Los cerdos sacrificados en Paradise Locker Meats suelen venir de las escasas granjas que quedan en el país que se resisten a entrar en el engranaje industrial. Prácticamente toda la carne de cerdo[335] y derivados que compramos en supermercados o comemos en restaurantes procede de granjas industriales, que en estos momentos producen el 95 por ciento del cerdo que se consume en Norteamérica. (Mientras escribo este libro, Chipotle es la única cadena[336] de restaurantes de ámbito nacional que anuncia que obtiene una significativa parte de su carne de cerdo de animales que no proceden de granjas industriales). A menos que uno busque esa alternativa deliberadamente, podéis estar seguros de que el jamón, el beicon o el lomo han salido de granjas industriales.

El contraste entre la vida de un cerdo en una de esas granjas —atiborrado de antibióticos, mutilado, estrechamente confinado y básicamente privado de cualquier estímulo— y otro criado en lo que sería una granja tradicional que use una combinación de los métodos de toda la vida con lo mejor de la innovación tecnológica es increíble. No podría encontrarse un mejor criador de cerdos que Paul Willis, una de las cabezas visibles de un movimiento que aboga por la preservación de las granjas tradicionales (y el director de la división porcina de Niman Ranch, el único proveedor nacional de cerdo no industrial), ni tampoco una empresa aparentemente más depravada que Smithfield, el mayor productor de cerdo del país.

Para mí era tentador escribir este capítulo describiendo primero el infierno de Smithfield para terminar luego con el pasaje relativamente idílico que ofrecen las granjas no industriales como la de Willis. Pero narrarlo de ese modo podría llevar a la conclusión de que la industria porcina en general se mueve hacia el mayor bienestar de los animales y hacia una mayor responsabilidad ambiental, cuando en realidad es todo lo contrario. No se está dando una regresión hacia los métodos tradicionales. Eso no quiere decir que no exista un movimiento en ese sentido, pero se compone básicamente de granjeros de siempre que están aprendiendo a venderse para mantener sus granjas. Las granjas industriales de cerdos[337] están en expansión en Norteamérica, y en el mundo dicho crecimiento es aún más acusado.

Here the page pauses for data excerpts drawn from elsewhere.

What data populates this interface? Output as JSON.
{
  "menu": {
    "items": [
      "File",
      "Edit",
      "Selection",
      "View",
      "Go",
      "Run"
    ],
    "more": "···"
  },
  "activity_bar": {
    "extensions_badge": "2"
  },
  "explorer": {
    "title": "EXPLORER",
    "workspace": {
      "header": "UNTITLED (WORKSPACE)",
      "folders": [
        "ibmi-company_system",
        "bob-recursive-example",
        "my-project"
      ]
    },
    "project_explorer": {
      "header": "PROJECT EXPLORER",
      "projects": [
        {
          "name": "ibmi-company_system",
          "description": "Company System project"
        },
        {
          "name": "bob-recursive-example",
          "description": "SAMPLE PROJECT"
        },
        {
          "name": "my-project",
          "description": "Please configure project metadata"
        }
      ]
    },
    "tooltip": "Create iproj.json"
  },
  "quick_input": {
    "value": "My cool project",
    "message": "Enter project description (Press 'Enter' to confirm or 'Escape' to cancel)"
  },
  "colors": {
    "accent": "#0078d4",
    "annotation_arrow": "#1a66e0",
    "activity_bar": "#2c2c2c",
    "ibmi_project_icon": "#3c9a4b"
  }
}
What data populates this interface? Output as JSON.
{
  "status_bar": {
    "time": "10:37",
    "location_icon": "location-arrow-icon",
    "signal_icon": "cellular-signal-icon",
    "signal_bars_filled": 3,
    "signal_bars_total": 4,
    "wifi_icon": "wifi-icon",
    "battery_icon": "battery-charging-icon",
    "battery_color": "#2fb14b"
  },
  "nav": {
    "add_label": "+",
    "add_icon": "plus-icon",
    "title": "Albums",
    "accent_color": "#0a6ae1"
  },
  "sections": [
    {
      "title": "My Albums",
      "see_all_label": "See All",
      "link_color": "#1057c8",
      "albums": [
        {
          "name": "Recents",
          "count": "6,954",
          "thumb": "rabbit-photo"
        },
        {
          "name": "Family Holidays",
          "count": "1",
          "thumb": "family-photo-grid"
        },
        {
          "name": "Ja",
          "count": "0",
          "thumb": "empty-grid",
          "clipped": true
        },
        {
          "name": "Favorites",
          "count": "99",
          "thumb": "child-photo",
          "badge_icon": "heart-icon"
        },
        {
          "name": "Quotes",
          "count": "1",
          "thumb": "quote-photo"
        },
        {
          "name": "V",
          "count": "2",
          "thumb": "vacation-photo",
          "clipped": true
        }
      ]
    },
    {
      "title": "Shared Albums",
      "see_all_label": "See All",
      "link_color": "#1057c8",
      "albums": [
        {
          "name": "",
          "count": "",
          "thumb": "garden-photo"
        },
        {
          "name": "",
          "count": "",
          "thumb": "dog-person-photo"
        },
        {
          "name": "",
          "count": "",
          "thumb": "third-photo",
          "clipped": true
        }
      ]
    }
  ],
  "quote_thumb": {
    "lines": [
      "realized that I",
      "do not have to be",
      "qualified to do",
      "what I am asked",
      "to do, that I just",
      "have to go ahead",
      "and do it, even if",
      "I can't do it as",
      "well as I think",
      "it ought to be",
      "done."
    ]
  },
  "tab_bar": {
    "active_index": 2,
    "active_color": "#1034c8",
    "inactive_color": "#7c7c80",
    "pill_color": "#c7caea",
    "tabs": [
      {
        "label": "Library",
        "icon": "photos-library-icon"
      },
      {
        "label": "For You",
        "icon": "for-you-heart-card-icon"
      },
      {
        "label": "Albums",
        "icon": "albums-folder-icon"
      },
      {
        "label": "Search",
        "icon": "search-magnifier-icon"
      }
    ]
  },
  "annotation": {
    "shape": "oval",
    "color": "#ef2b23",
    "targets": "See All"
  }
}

Nuestros viejos intentos de compasión

Cuando llegué a la granja que Paul Willis tiene en Thornton, Iowa, donde coordina la producción de cerdo para Niman Ranch junto con unos cuantos centenares de granjeros, me sentí un poco desconcertado. Paul me había dicho que me recibiría en su oficina, pero lo único que veía era una casa insustancial de ladrillo rojo y unos cuantos edificios propios de las granjas. Era primera hora de la mañana y se me acercó un gato larguirucho, blanco y marrón. Mientras yo deambulaba por allí en busca de algo que se ajustara a la noción que uno tiene de una oficina, Paul llegó de los campos, café en mano, vestido con un peto impermeable de color azul marino y una gorra que cubría su pelo corto, castaño y canoso. Tras una amable sonrisa y un firme apretón de manos, me condujo a su casa. Nos sentamos en una cocina llena de electrodomésticos que parecían haber sido sacados de la Checoslovaquia de la Guerra Fría. Había café, pero Paul insistió en hacer otra cafetera.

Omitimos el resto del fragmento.